Les tribunaux de l’Alberta ont récemment été aux prises avec des questions concernant la priorité des impôts fonciers municipaux en vertu de l’article 348 de la Municipal Government Act dans le contexte des instances fondées sur la Loi sur la faillite et l'insolvabilité. En juin 2017, la Cour du Banc de la Reine, a conclu, dans la décision non publiée rendue dans l’affaire Bank of Nova Scotia et. al. v Virginia Hills Oil Corp et. al., que les impôts fonciers [TRADUCTION] « linéaires » sont une créance ordinaire plutôt qu’une créance garantie par le bien foncier. Cette décision doit être entendue en appel le 12 juin 2018. Plus récemment, à la fin février 2018, le juge Graesser a rendu une décision dans l’affaire Royal Bank of Canada v Reid-Built Homes Ltd. et. al. qui accordait à la ville d’Edmonton un rang prioritaire pour ses impôts fonciers par rapport aux honoraires et dépenses d’emprunt du séquestre. Étant donné l’actuel modèle albertain d’ordonnance de mise sous séquestre (Alberta Template Receivership Order) qui comporte des parties qui accordent aux honoraires et dépenses d’emprunt d’un séquestre un rang de priorité absolu sur tous les autres créanciers, cette décision, bien qu’elle ait elle aussi fait l’objet d’un appel, suggère qu’il existe des circonstances dans lesquelles la priorité absolue d’un séquestre peut être subordonnée à l’impôt foncier municipal. Les auteurs sont des juristes qui ont rédigé les observations au nom de la ville d’Edmonton et ce qui suit mettra en lumière les points juridiques présents dans la décision Reid-Built qui s’appliquent plus précisément à Edmonton et ce que cela pourrait signifier quant à la façon dont les mises sous séquestre et les impôts fonciers municipaux se recoupent en Alberta, voire dans d’autres provinces.
Dans la décision Reid-Built, la Banque royale du Canada avait présenté avec succès une demande de nomination d’un séquestre pour tous les actifs des nombreuses entités qui constituaient le groupe Reid-built Group. L’ordonnance de mise sous séquestre était largement construite sur le modèle albertain d’ordonnance de mise sous séquestre et, en tant que telle, elle comportait des sections sur l’octroi au séquestre d’une vaste priorité absolue sur tous les créanciers à l’égard de ses honoraires et dépenses d’emprunt connexes à l’amélioration ou à la conservation des biens.

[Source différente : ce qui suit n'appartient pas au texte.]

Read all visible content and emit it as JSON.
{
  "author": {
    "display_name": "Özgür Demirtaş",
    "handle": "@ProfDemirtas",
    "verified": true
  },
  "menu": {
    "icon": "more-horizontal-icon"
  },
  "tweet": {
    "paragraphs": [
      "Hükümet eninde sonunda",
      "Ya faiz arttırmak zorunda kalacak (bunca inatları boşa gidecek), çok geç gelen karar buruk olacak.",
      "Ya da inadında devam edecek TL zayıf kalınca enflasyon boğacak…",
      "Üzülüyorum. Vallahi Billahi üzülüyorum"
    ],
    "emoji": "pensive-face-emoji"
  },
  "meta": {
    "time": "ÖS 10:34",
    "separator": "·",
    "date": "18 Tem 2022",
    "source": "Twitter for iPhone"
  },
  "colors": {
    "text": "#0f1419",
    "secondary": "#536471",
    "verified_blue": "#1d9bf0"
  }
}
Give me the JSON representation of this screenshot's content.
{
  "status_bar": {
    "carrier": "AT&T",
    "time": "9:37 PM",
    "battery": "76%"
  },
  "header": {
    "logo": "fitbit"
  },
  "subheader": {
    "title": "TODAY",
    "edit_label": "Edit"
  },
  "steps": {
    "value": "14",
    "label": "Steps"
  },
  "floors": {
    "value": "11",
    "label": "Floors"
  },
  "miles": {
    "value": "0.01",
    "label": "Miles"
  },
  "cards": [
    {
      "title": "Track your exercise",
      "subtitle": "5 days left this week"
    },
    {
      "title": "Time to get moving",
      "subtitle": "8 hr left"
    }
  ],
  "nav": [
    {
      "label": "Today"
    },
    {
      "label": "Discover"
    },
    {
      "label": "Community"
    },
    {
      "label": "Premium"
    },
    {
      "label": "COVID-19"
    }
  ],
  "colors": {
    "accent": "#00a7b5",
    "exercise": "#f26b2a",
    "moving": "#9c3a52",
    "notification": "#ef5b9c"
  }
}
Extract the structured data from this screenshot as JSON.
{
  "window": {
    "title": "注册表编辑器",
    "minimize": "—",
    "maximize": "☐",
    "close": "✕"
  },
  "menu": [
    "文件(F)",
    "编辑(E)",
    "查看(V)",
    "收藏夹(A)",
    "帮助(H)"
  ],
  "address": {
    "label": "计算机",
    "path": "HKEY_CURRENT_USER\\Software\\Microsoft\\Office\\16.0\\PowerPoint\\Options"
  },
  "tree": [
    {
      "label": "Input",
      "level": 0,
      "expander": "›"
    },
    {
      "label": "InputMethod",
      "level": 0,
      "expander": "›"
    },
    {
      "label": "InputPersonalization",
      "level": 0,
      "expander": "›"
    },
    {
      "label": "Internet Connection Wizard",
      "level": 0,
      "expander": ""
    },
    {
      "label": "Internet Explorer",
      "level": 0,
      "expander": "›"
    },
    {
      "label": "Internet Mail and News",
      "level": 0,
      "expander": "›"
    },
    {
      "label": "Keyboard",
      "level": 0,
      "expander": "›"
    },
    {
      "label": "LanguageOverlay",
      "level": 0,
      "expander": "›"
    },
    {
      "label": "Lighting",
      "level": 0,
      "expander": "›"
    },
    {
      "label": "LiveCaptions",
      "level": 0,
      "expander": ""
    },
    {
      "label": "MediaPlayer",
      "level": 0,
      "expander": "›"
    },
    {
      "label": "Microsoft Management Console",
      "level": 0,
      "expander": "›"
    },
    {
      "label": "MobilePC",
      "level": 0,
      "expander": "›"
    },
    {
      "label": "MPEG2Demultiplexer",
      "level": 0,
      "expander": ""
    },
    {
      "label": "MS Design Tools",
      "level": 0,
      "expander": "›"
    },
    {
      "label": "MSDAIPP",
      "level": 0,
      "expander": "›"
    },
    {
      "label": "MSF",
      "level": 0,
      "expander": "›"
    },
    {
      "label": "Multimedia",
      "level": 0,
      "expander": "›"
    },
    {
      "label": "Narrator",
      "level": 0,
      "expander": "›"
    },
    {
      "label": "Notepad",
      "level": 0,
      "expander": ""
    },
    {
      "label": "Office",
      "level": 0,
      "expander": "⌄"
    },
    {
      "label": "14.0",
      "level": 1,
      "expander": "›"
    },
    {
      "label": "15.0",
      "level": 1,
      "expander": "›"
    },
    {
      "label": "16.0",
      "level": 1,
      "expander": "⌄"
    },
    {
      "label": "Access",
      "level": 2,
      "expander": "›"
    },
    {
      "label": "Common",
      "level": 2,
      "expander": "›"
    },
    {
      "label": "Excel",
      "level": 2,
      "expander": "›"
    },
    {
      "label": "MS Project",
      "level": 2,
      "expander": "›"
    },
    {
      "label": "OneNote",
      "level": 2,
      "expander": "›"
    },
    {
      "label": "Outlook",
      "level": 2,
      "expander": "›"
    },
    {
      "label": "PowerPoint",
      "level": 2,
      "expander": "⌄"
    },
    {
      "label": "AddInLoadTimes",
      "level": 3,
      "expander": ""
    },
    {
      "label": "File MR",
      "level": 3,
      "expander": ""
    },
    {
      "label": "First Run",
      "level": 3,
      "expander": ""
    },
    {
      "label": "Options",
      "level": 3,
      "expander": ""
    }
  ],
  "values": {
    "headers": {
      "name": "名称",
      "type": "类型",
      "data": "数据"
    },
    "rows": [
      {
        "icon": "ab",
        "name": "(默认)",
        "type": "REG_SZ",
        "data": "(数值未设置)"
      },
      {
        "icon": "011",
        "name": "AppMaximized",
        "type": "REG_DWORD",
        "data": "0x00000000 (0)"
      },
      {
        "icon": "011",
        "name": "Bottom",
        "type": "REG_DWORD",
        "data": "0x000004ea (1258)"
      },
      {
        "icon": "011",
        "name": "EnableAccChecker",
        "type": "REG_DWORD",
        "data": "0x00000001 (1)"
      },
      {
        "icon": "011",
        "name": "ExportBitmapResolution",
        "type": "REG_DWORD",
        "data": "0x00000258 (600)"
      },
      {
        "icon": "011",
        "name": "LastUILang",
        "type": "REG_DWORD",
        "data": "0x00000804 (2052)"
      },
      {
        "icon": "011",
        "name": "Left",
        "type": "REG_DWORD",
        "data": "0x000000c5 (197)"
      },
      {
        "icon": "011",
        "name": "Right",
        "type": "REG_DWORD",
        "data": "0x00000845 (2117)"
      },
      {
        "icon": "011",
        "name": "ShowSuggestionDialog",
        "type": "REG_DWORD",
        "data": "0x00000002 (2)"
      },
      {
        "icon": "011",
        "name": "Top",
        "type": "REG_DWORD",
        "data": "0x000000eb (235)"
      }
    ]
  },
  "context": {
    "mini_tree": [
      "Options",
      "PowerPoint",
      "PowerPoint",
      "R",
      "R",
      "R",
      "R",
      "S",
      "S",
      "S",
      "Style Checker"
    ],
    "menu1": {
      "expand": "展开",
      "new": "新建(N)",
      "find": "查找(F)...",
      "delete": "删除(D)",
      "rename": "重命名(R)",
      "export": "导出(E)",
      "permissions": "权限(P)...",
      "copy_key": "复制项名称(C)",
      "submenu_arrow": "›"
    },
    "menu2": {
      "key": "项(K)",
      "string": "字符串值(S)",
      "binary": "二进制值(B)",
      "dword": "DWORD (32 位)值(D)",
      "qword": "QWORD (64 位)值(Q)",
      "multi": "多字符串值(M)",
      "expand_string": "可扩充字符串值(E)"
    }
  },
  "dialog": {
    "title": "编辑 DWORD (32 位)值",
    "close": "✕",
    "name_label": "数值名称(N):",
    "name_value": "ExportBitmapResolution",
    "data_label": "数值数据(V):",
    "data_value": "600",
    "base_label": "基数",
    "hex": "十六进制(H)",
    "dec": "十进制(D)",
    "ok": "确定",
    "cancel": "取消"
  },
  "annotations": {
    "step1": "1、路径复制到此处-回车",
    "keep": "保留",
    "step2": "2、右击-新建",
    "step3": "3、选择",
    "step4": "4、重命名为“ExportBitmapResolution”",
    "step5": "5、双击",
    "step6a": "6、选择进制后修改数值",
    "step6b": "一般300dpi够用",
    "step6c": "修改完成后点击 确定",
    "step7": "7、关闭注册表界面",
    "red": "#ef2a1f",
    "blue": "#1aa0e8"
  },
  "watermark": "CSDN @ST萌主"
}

Dans le cadre d’une demande de modification de l’ordonnance, deux créanciers se sont opposés, entre autres, à la priorité absolue du séquestre. Edmonton, au départ, n’a pas remis en question la priorité absolue du séquestre, mais a décidé de le faire une fois qu’il s’est clairement avéré que le séquestre avait interprété l’ordonnance de mise sous séquestre comme lui accordant une priorité d’un rang supérieur à celui de la ville, malgré l’alinéa 348c) de la Municipal Government Act. Selon les représentants d’Edmonton, cet alinéa place la ville à un rang de priorité supérieur à celui de tous les autres créanciers, sauf la Couronne, en ce qui concerne ses impôts fonciers. Cependant, au moment où Edmonton a déposé sa demande, l’Alberta n’avait aucune jurisprudence sur la question connexe à la priorité absolue d’un séquestre. Dans ce contexte, Edmonton a déposé une demande devant la Cour pour que soit clarifiée l’ordonnance de mise sous séquestre et pour que la créance constituée par les impôts fonciers soit déclarée jouir d’un rang supérieur à celle constituée par les honoraires et dépenses d’emprunt du séquestre.
Dans l’affaire Reid-Built, le séquestre avait fondé sa position sur plusieurs arguments : (1) le critère énoncé par la décision Robert F. Kowal Investments Ltd. v Deeder Electric Ltd. appuie la priorité absolue du séquestre, (2) le modèle albertain d’ordonnance de mise sous séquestre, qui est similaire à celui de l’Ontario, inclut une priorité absolue pour les honoraires et dépenses d’emprunt; (3) la capacité reconnue au séquestre par l’ordonnance lui est accordée par la Loi sur la faillite et l'insolvabilité et, par conséquent prime sur celle découlant de la Municipal Government Act, (4) la priorité accordée à sa capacité d’emprunt est nécessaire pour préserver et améliorer les actifs visés par la mise sous séquestre, (5) la priorité absolue est nécessaire dans tous les cas de mise sous séquestre afin d’éviter tout effet paralysant sur les motivations poussant les séquestres à assumer cette fonction.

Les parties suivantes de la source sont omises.